Is there any way to prove that $\sqrt {n-1} + \sqrt n + \sqrt {n+1}$ is irrational?

Question

Before this is marked as a duplicate I just want to say that I've already read a similar thread, where the original poster asked how they would prove that $\sqrt 2 + \sqrt 5 + \sqrt 7$ is an irrational number. I've read the answers to that thread and I couldn't really "apply"/use them in my situation.

Exercise added for reference. Post was edited because it was referring to a particular case (where n was assigned a value such as 6).
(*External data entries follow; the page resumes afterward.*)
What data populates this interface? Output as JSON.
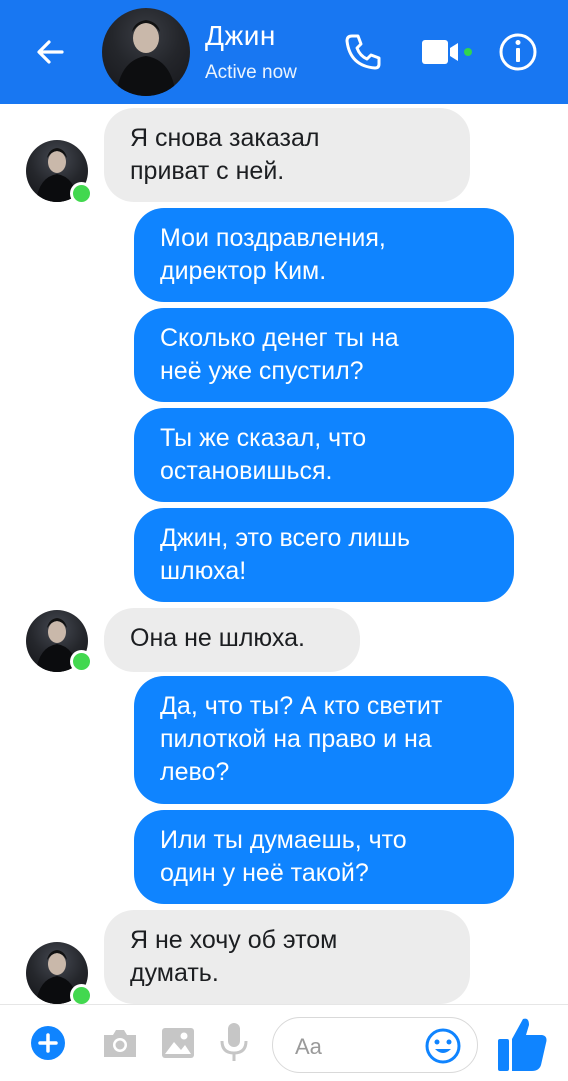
{
  "header": {
    "contact_name": "Джин",
    "status": "Active now",
    "icons": {
      "back": "arrow-left-icon",
      "call": "phone-icon",
      "video": "video-camera-icon",
      "info": "info-icon"
    }
  },
  "messages": [
    {
      "direction": "in",
      "text": "Я снова заказал\nприват с ней."
    },
    {
      "direction": "out",
      "text": "Мои поздравления,\nдиректор Ким."
    },
    {
      "direction": "out",
      "text": "Сколько денег ты на\nнеё уже спустил?"
    },
    {
      "direction": "out",
      "text": "Ты же сказал, что\nостановишься."
    },
    {
      "direction": "out",
      "text": "Джин, это всего лишь\nшлюха!"
    },
    {
      "direction": "in",
      "text": "Она не шлюха."
    },
    {
      "direction": "out",
      "text": "Да, что ты? А кто светит\nпилоткой на право и на\nлево?"
    },
    {
      "direction": "out",
      "text": "Или ты думаешь, что\nодин у неё такой?"
    },
    {
      "direction": "in",
      "text": "Я не хочу об этом\nдумать."
    }
  ],
  "composer": {
    "placeholder": "Aa",
    "icons": [
      "plus-icon",
      "camera-icon",
      "image-icon",
      "microphone-icon",
      "emoji-icon",
      "thumbs-up-icon"
    ]
  },
  "colors": {
    "brand_blue": "#1877f2",
    "outgoing_bubble": "#0f84ff",
    "incoming_bubble": "#ececec",
    "online_green": "#42d84f"
  }
}
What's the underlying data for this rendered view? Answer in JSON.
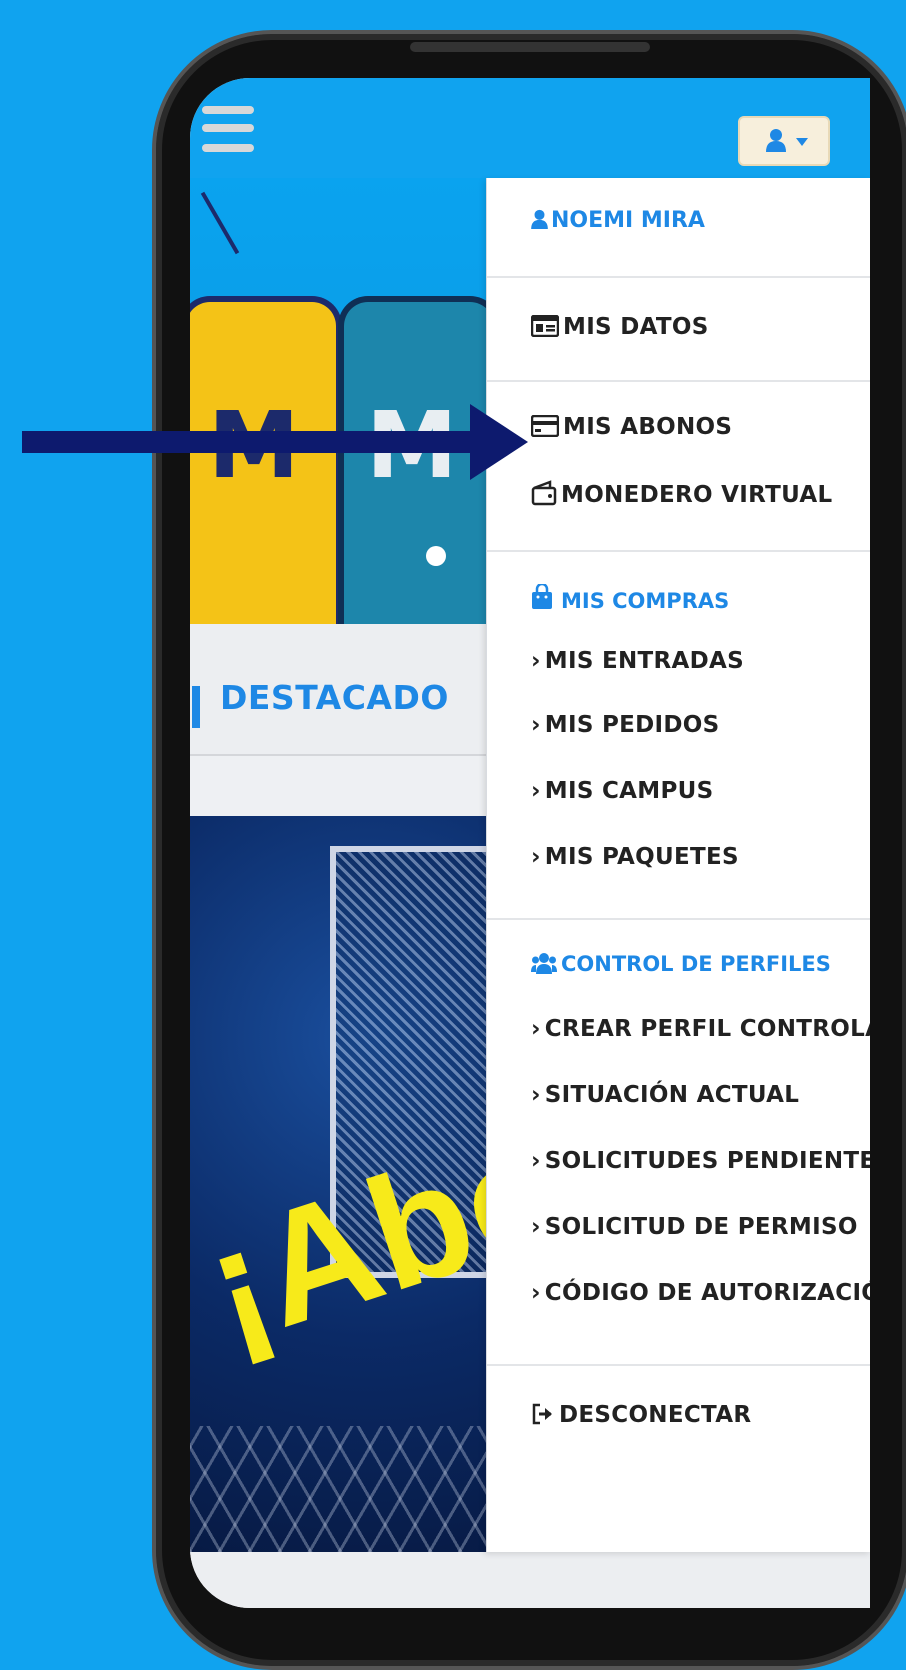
{
  "colors": {
    "accent": "#1e88e5",
    "background": "#10a3ef",
    "arrow": "#0d1a6e",
    "promo_text": "#f7ea1a"
  },
  "header": {
    "menu_icon": "hamburger-icon",
    "user_icon": "user-icon"
  },
  "main": {
    "section_title": "DESTACADO",
    "promo_text": "¡Abó"
  },
  "menu": {
    "user_name": "NOEMI MIRA",
    "mis_datos": "MIS DATOS",
    "mis_abonos": "MIS ABONOS",
    "monedero": "MONEDERO VIRTUAL",
    "compras_header": "MIS COMPRAS",
    "compras": [
      "MIS ENTRADAS",
      "MIS PEDIDOS",
      "MIS CAMPUS",
      "MIS PAQUETES"
    ],
    "perfiles_header": "CONTROL DE PERFILES",
    "perfiles": [
      "CREAR PERFIL CONTROLADO",
      "SITUACIÓN ACTUAL",
      "SOLICITUDES PENDIENTES",
      "SOLICITUD DE PERMISO",
      "CÓDIGO DE AUTORIZACIÓN"
    ],
    "logout": "DESCONECTAR"
  }
}
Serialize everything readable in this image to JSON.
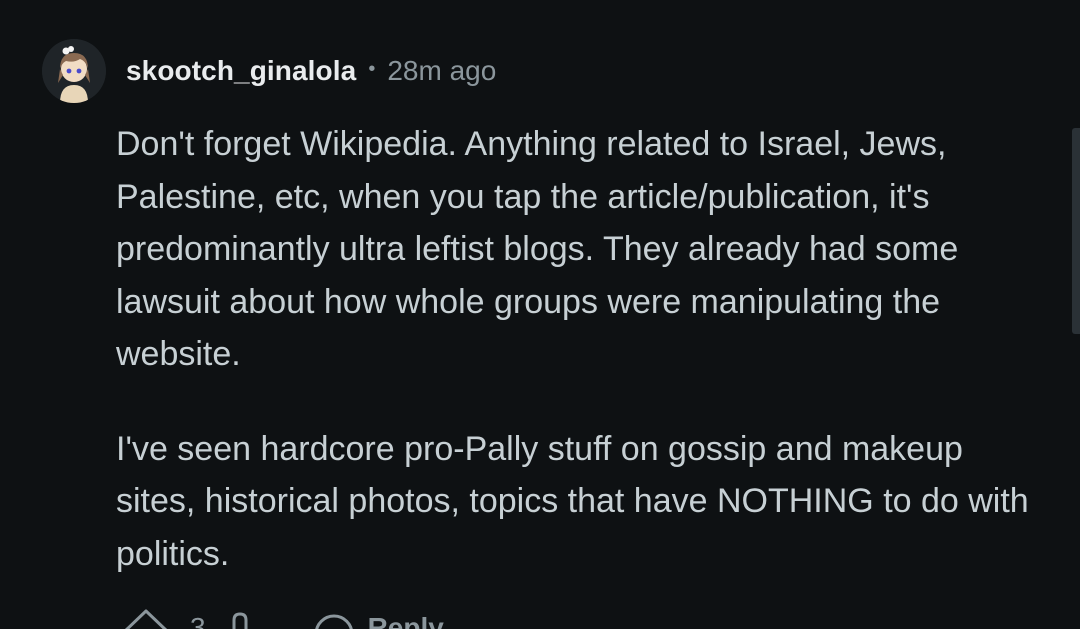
{
  "comment": {
    "author": "skootch_ginalola",
    "separator": "•",
    "timestamp": "28m ago",
    "paragraphs": [
      "Don't forget Wikipedia. Anything related to Israel, Jews, Palestine, etc, when you tap the article/publication, it's predominantly ultra leftist blogs. They already had some lawsuit about how whole groups were manipulating the website.",
      "I've seen hardcore pro-Pally stuff on gossip and makeup sites, historical photos, topics that have NOTHING to do with politics."
    ]
  },
  "actions": {
    "upvote_icon": "upvote-arrow-icon",
    "vote_count": "3",
    "downvote_icon": "downvote-arrow-icon",
    "reply_icon": "chat-bubble-icon",
    "reply_label": "Reply"
  },
  "colors": {
    "background": "#0e1113",
    "author_text": "#e9ecee",
    "body_text": "#c7d0d4",
    "meta_text": "#8b969c"
  }
}
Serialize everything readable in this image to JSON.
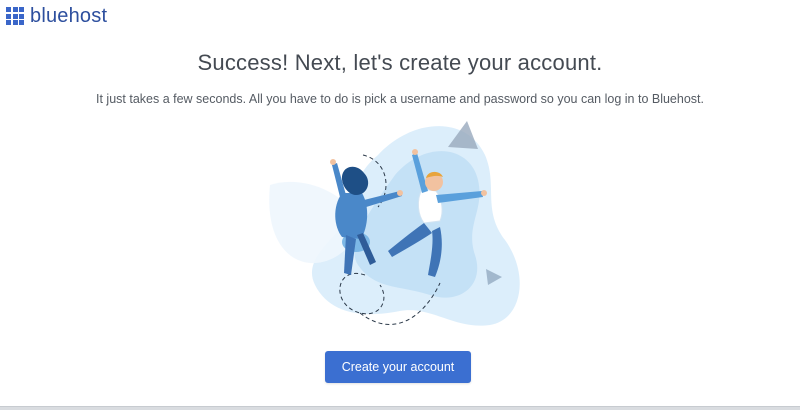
{
  "header": {
    "brand_name": "bluehost",
    "logo_icon": "grid-logo-icon"
  },
  "main": {
    "title": "Success! Next, let's create your account.",
    "subtitle": "It just takes a few seconds. All you have to do is pick a username and password so you can log in to Bluehost.",
    "illustration_icon": "celebrating-people-illustration",
    "cta_label": "Create your account"
  },
  "colors": {
    "brand": "#2d4f9e",
    "button": "#3b6fd1",
    "title_text": "#444a52",
    "illustration_light": "#d6ebfa",
    "illustration_dark": "#1e4f86"
  }
}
I'm trying to reopen the topic because I am more curious as to how you'd solve this type of exercise in the general form (like in the image).

Answer 1

If $$r-\sqrt6=\sqrt5+\sqrt7,$$ where $r$ is a rational number, we obtain: $$r^2+6-2r\sqrt6=12+2\sqrt{35},$$ which gives $$(r^2-6)^2=24r^2+8r\sqrt{210}+140$$ and since $r=0$ is impossible, we obtain a contradiction: $$\sqrt{210}=\frac{r^4-36r^2-104}{8r}\in\mathbb Q.$$

Answer 2

As @lulu noted, if $r\in\Bbb Q$ then $\sqrt{30}+\sqrt{35}+\sqrt{42}\in\Bbb Q$ and, squaring again, $7\sqrt{30}+6\sqrt{35}+5\sqrt{42}\in\Bbb Q$. So $\sqrt{42}-\sqrt{30}\in\Bbb R$; squaring again, $\sqrt{35}\in\Bbb Q$, a contradiction.

Answer 3

Just muck. Isolate radicals one by one to side; square and keep going to eliminate radicals one by one.

If $\sqrt 5 + \sqrt 6 + \sqrt 7 = r\in \mathbb Q$ then

$\sqrt 6 + \sqrt 7 = r- \sqrt 5$ then square both side

$6 + 7 + 2\sqrt{6*7} = r^2 - 2r \sqrt 5 + 5$.

$2\sqrt {6*7} + 2r \sqrt 5= r^2+5-6 -7$ then square both sides

$2^2*6*7 + 2^2r^2*5 + 2*2*2r\sqrt{5*6*7} = (r^2 + 5 -6-7)^2$

Thus $\sqrt {5*6*7} = \frac {(r^2 + 5 -6-7)^2-2^2*6*7-2^2r^2*5}{2*2*2r} \in \mathbb Q$.

And as $5*6*7$ is not a perfect square that is a contradiction.

Answer 4

Suppose $a\sqrt {n-1}+b\sqrt n +c\sqrt {n+1}=r$ where $a,b,c,r$ are rational, then $$\left(r-b\sqrt n\right)^2=\left (a\sqrt {n-1}+c\sqrt {n+1}\right)^2$$ or $$r^2+b^2n-2br\sqrt n=a^2(n-1)+c^2(n+1)+2ac\sqrt{n^2-1}$$ or $$q\sqrt {n^2-1}=s+t\sqrt n$$

Where $q,s,t\in \mathbb Q$

Square again, and you get a rational expression for $\sqrt n$, and this is only possible if $n$ is a square.

As I noted in the comments there, each additional square root is either obviously contained in the extension of $\mathbb Q$ generated by the previous square roots, or generates an extension of order $2$. I am sure that this has been explained in an answer before, but I can't find the link. Essentially this codifies the theory in a general context and reduces the need for specific computations.